Optimize Hyper File Storage
Hyper files (.hyper) store data in a proprietary, optimized database format.
Like any file system or database that supports write, update, and delete operations, with heavy active use, the data can become fragmented over time resulting in larger files and increased query latencies.
To improve the performance of your .hyper extract files, you can follow these guidelines.
Use the latest Hyper file format
By default, Hyper will always use the database file format version 0 for maximum compatibility. Version 0 is guaranteed to be always supported by every version of Hyper, and you should be able to open these files in very old versions of Hyper or Tableau if you need to.

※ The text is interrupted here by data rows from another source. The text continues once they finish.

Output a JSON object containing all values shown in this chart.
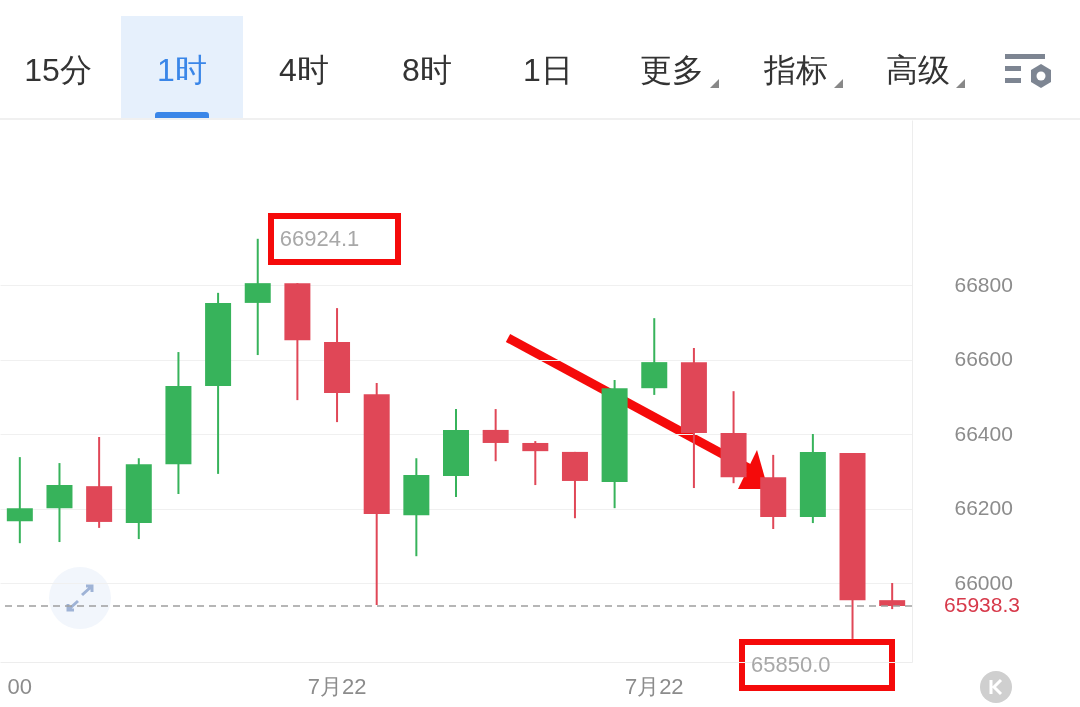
{
  "chart_data": {
    "type": "candlestick",
    "categories": [
      "00",
      null,
      null,
      null,
      null,
      null,
      null,
      null,
      "7月22",
      null,
      null,
      null,
      null,
      null,
      null,
      null,
      "7月22",
      null,
      null,
      null,
      null,
      null,
      null
    ],
    "ohlc": [
      [
        66166,
        66338,
        66107,
        66201
      ],
      [
        66201,
        66322,
        66110,
        66263
      ],
      [
        66260,
        66392,
        66148,
        66164
      ],
      [
        66161,
        66335,
        66118,
        66319
      ],
      [
        66319,
        66620,
        66239,
        66529
      ],
      [
        66529,
        66779,
        66293,
        66752
      ],
      [
        66752,
        66924.1,
        66612,
        66805
      ],
      [
        66805,
        66805,
        66491,
        66652
      ],
      [
        66647,
        66738,
        66432,
        66510
      ],
      [
        66507,
        66537,
        65941,
        66185
      ],
      [
        66182,
        66335,
        66072,
        66290
      ],
      [
        66287,
        66467,
        66231,
        66411
      ],
      [
        66411,
        66467,
        66327,
        66376
      ],
      [
        66376,
        66381,
        66263,
        66354
      ],
      [
        66352,
        66352,
        66174,
        66274
      ],
      [
        66271,
        66545,
        66201,
        66523
      ],
      [
        66523,
        66711,
        66505,
        66593
      ],
      [
        66593,
        66631,
        66255,
        66403
      ],
      [
        66403,
        66515,
        66268,
        66284
      ],
      [
        66284,
        66344,
        66145,
        66177
      ],
      [
        66177,
        66400,
        66161,
        66352
      ],
      [
        66349,
        66349,
        65850,
        65954
      ],
      [
        65954,
        66000,
        65930,
        65938.3
      ]
    ],
    "colors": [
      "#37b35b",
      "#37b35b",
      "#e04757",
      "#37b35b",
      "#37b35b",
      "#37b35b",
      "#37b35b",
      "#e04757",
      "#e04757",
      "#e04757",
      "#37b35b",
      "#37b35b",
      "#e04757",
      "#e04757",
      "#e04757",
      "#37b35b",
      "#37b35b",
      "#e04757",
      "#e04757",
      "#e04757",
      "#37b35b",
      "#e04757",
      "#e04757"
    ],
    "ylim": [
      65788,
      67243
    ],
    "yticks": [
      66000,
      66200,
      66400,
      66600,
      66800
    ],
    "grid": "y",
    "ref_lines": [
      {
        "axis": "y",
        "value": 65938.3,
        "label": "65938.3",
        "color": "#9e9e9e",
        "line_style": "dashed"
      }
    ],
    "annotations": [
      "15分",
      "1时",
      "4时",
      "8时",
      "1日",
      "更多",
      "指标",
      "高级",
      "66924.1",
      "65850.0"
    ]
  }
}
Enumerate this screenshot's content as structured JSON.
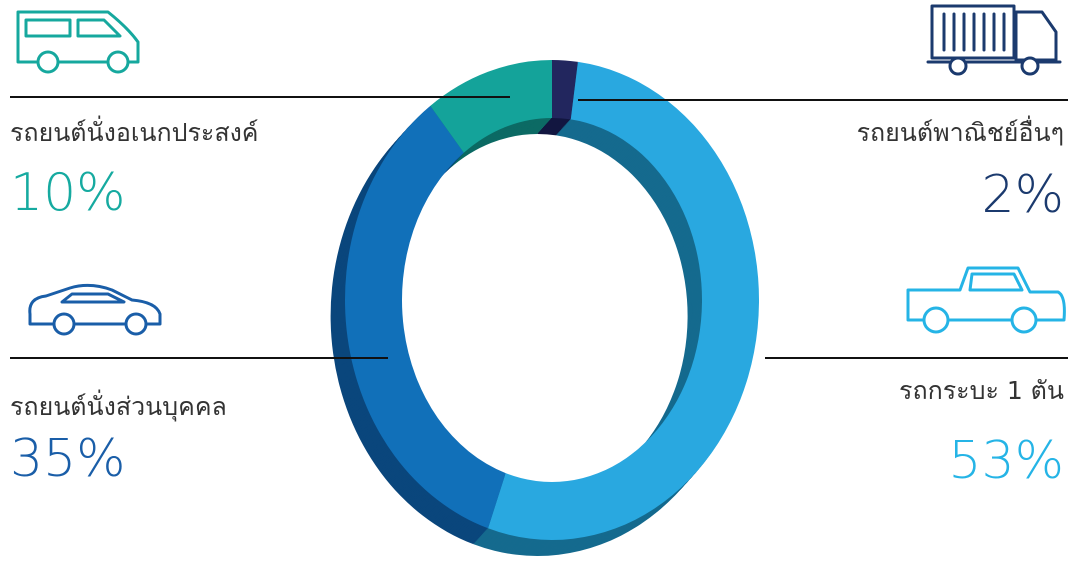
{
  "chart_data": {
    "type": "donut",
    "categories": [
      "รถยนต์พาณิชย์อื่นๆ",
      "รถกระบะ 1 ตัน",
      "รถยนต์นั่งส่วนบุคคล",
      "รถยนต์นั่งอเนกประสงค์"
    ],
    "values": [
      2,
      53,
      35,
      10
    ],
    "value_labels": [
      "2%",
      "53%",
      "35%",
      "10%"
    ],
    "colors": [
      "#22265e",
      "#29a8e0",
      "#1170b9",
      "#14a39a"
    ],
    "side_colors": [
      "#121640",
      "#156a8e",
      "#0a467c",
      "#0c6a64"
    ],
    "label_colors": [
      "#1b3a6e",
      "#25b4e6",
      "#1a5ea8",
      "#16aaa0"
    ]
  }
}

However, if you know that you'll only be using currently supported versions of Hyper or Tableau to open your Hyper files, it is recommended to use the latest database file format version. New file format versions often include relevant performance improvements (for example, later versions improve compression drastically on files with deleted rows). You can find a list of database file format versions and improvements introduced in these versions here.
To use a specific database file format version, you'll need to use the default_database_version setting. For example, to use format version 2, set default_database_version=2.
Using the latest available database file format version should lessen the need to manually defragment or otherwise optimize your file for size or performance. However, for extremely fragmented files you might still benefit from manually optimizing your file.
Rewrite your Hyper file in an optimized format
If you have a Hyper file that has become fragmented or is still using an older file version where you want to take advantage of new version features, you can update your existing Hyper databases by checking the version and updating the version prior to performing other operations on them. For instance the Python script below does this while maintaining a backup of the old Hyper file.
import os
from tableauhyperapi import HyperProcess, Connection, Telemetry, CreateMode
TARGET_DATABASE_VERSION = "2"
with HyperProcess(Telemetry.SEND_USAGE_DATA_TO_TABLEAU,
parameters = {"default_database_version": TARGET_DATABASE_VERSION}) as hyper:
should_update_version = False
with Connection(hyper.endpoint, 'existing.hyper', CreateMode.CREATE_IF_NOT_EXISTS) as connection:
# check the current version of the extract
version = connection.execute_scalar_query("SELECT database_version from pg_catalog.hyper_database")
if version < TARGET_DATABASE_VERSION:
print(f'found version {version}, upgrading to version {TARGET_DATABASE_VERSION}')
should_update_version = True
if should_update_version:
with Connection(hyper.endpoint) as connection:
connection.execute_command(f"""
CREATE DATABASE "updatedversion.hyper" WITH VERSION {TARGET_DATABASE_VERSION} FROM "existing.hyper"
""")
# make a backup of the existing hyper file - will overwrite any existing file
os.replace("existing.hyper", "existing.bak.hyper")
# rename the new file to match old database name
os.replace("updatedversion.hyper", "existing.hyper")
with Connection(hyper.endpoint, 'existing.hyper', CreateMode.CREATE_IF_NOT_EXISTS) as connection:
# perform normal operations on connection
...
Guidelines for avoiding fragmentation
The level of file compression in a .hyper file depends both on the characteristics of the contained data but also on the insertion/deletion patterns that you use. If you expect to repeatedly delete, insert, or update rows of data, there are patterns that are more likely to achieve optimal file compression, and others that are more likely to result in file fragmentation.
You can optimally compress a .hyper file if:
The deletion precedes the insertion and the file is closed or unloaded in between operations.
The deletion affects a continuous section of data.
The .hyper file can become fragmented if you delete noncontinuous ranges of rows. Fragmentation can make it harder to re-use the space where the data was deleted, and can complicate how the .hyper file is compressed when it is written to disk. Fragmentation really only becomes an issue when you have large amounts of data.
In general, it is better to order your data in such a way that deletion and insertion patterns cover the largest possible continuous ranges. If you feel that your .hyper file is too fragmented, you can use a Python script that is available on the Hyper API Samples project on GitHub to defragment your file. See Rewrite your Hyper file in an optimized format.